I have my own notions of how I got to my own viewpoint. I do get tired of encountering the dismissive folks’ disinterest / unwillingness to explore that. And also the emphatic formulaic gender conventional-wisdom that repeats certain understandings of fundamental gender with a similar disinterest / unwillingness to do any thoughtful exploring.

The only biological implications stem from the neurology necessary for a person to form a subjective concept of gender in their mind. It is not a contradiction to assert, as many do, that gender is socially constructed.

Imagine a feral child - take society out of the picture. Is it possible for such a person to develop a concept of gender, in isolation? Maybe, I say, depending on how loosely you define gender. Is it possible to develop gender dysphoria with no societal cues to base one’s internal gender stereotypes on? I think not.

~Max

I hope I’m not one of the dismissive folks. I was trying to look at this from a linguistic perspective. If we want to update the definitions of the words “man” and “woman”, so be it. It gets complicated when the new definition of man or woman references the old definition. It gets confusing.

I look at it as people compliment one another, especially through friendship and love. I don’t think a lot of people think men and women are very different creatures, more like a facet of being human.

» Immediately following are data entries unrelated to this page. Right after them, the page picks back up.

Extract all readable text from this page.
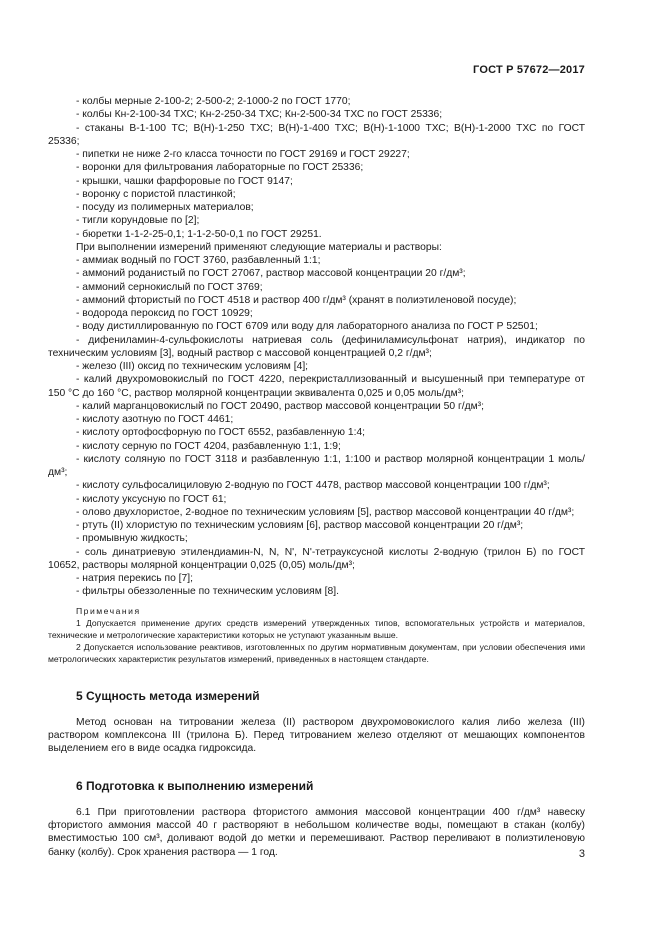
ГОСТ Р 57672—2017

- колбы мерные 2-100-2; 2-500-2; 2-1000-2 по ГОСТ 1770;

- колбы Кн-2-100-34 ТХС; Кн-2-250-34 ТХС; Кн-2-500-34 ТХС по ГОСТ 25336;

- стаканы В-1-100 ТС; В(Н)-1-250 ТХС; В(Н)-1-400 ТХС; В(Н)-1-1000 ТХС; В(Н)-1-2000 ТХС по ГОСТ 25336;

- пипетки не ниже 2-го класса точности по ГОСТ 29169 и ГОСТ 29227;

- воронки для фильтрования лабораторные по ГОСТ 25336;

- крышки, чашки фарфоровые по ГОСТ 9147;

- воронку с пористой пластинкой;

- посуду из полимерных материалов;

- тигли корундовые по [2];

- бюретки 1-1-2-25-0,1; 1-1-2-50-0,1 по ГОСТ 29251.

При выполнении измерений применяют следующие материалы и растворы:

- аммиак водный по ГОСТ 3760, разбавленный 1:1;

- аммоний роданистый по ГОСТ 27067, раствор массовой концентрации 20 г/дм³;

- аммоний сернокислый по ГОСТ 3769;

- аммоний фтористый по ГОСТ 4518 и раствор 400 г/дм³ (хранят в полиэтиленовой посуде);

- водорода пероксид по ГОСТ 10929;

- воду дистиллированную по ГОСТ 6709 или воду для лабораторного анализа по ГОСТ Р 52501;

- дифениламин-4-сульфокислоты натриевая соль (дефиниламисульфонат натрия), индикатор по техническим условиям [3], водный раствор с массовой концентрацией 0,2 г/дм³;

- железо (III) оксид по техническим условиям [4];

- калий двухромовокислый по ГОСТ 4220, перекристаллизованный и высушенный при температуре от 150 °С до 160 °С, раствор молярной концентрации эквивалента 0,025 и 0,05 моль/дм³;

- калий марганцовокислый по ГОСТ 20490, раствор массовой концентрации 50 г/дм³;

- кислоту азотную по ГОСТ 4461;

- кислоту ортофосфорную по ГОСТ 6552, разбавленную 1:4;

- кислоту серную по ГОСТ 4204, разбавленную 1:1, 1:9;

- кислоту соляную по ГОСТ 3118 и разбавленную 1:1, 1:100 и раствор молярной концентрации 1 моль/дм³;

- кислоту сульфосалициловую 2-водную по ГОСТ 4478, раствор массовой концентрации 100 г/дм³;

- кислоту уксусную по ГОСТ 61;

- олово двухлористое, 2-водное по техническим условиям [5], раствор массовой концентрации 40 г/дм³;

- ртуть (II) хлористую по техническим условиям [6], раствор массовой концентрации 20 г/дм³;

- промывную жидкость;

- соль динатриевую этилендиамин-N, N, N', N'-тетрауксусной кислоты 2-водную (трилон Б) по ГОСТ 10652, растворы молярной концентрации 0,025 (0,05) моль/дм³;

- натрия перекись по [7];

- фильтры обеззоленные по техническим условиям [8].

Примечания

1 Допускается применение других средств измерений утвержденных типов, вспомогательных устройств и материалов, технические и метрологические характеристики которых не уступают указанным выше.

2 Допускается использование реактивов, изготовленных по другим нормативным документам, при условии обеспечения ими метрологических характеристик результатов измерений, приведенных в настоящем стандарте.

5 Сущность метода измерений

Метод основан на титровании железа (II) раствором двухромовокислого калия либо железа (III) раствором комплексона III (трилона Б). Перед титрованием железо отделяют от мешающих компонентов выделением его в виде осадка гидроксида.

6 Подготовка к выполнению измерений

6.1 При приготовлении раствора фтористого аммония массовой концентрации 400 г/дм³ навеску фтористого аммония массой 40 г растворяют в небольшом количестве воды, помещают в стакан (колбу) вместимостью 100 см³, доливают водой до метки и перемешивают. Раствор переливают в полиэтиленовую банку (колбу). Срок хранения раствора — 1 год.	3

My sense is that much is not known, other than there is some wiring and even structural contribution. My leans are to reality including multiple contributing factors interacting with spectrums of tendencies both innate and learned and cultural/subcultural, and of varying fluidity. With different answers likely true at say seven than at say twenty seven.

I could not agree more. There are many facets to being human. Sports figures like Lia Thomas pose difficult questions, like who gets to participate in sports as a woman, and how do you define ‘woman’ or ‘man’. Maybe we need a new definition of both. But we can’t use circular reasoning. Because then you get definitions like ‘a woman is someone who identifies as a woman’.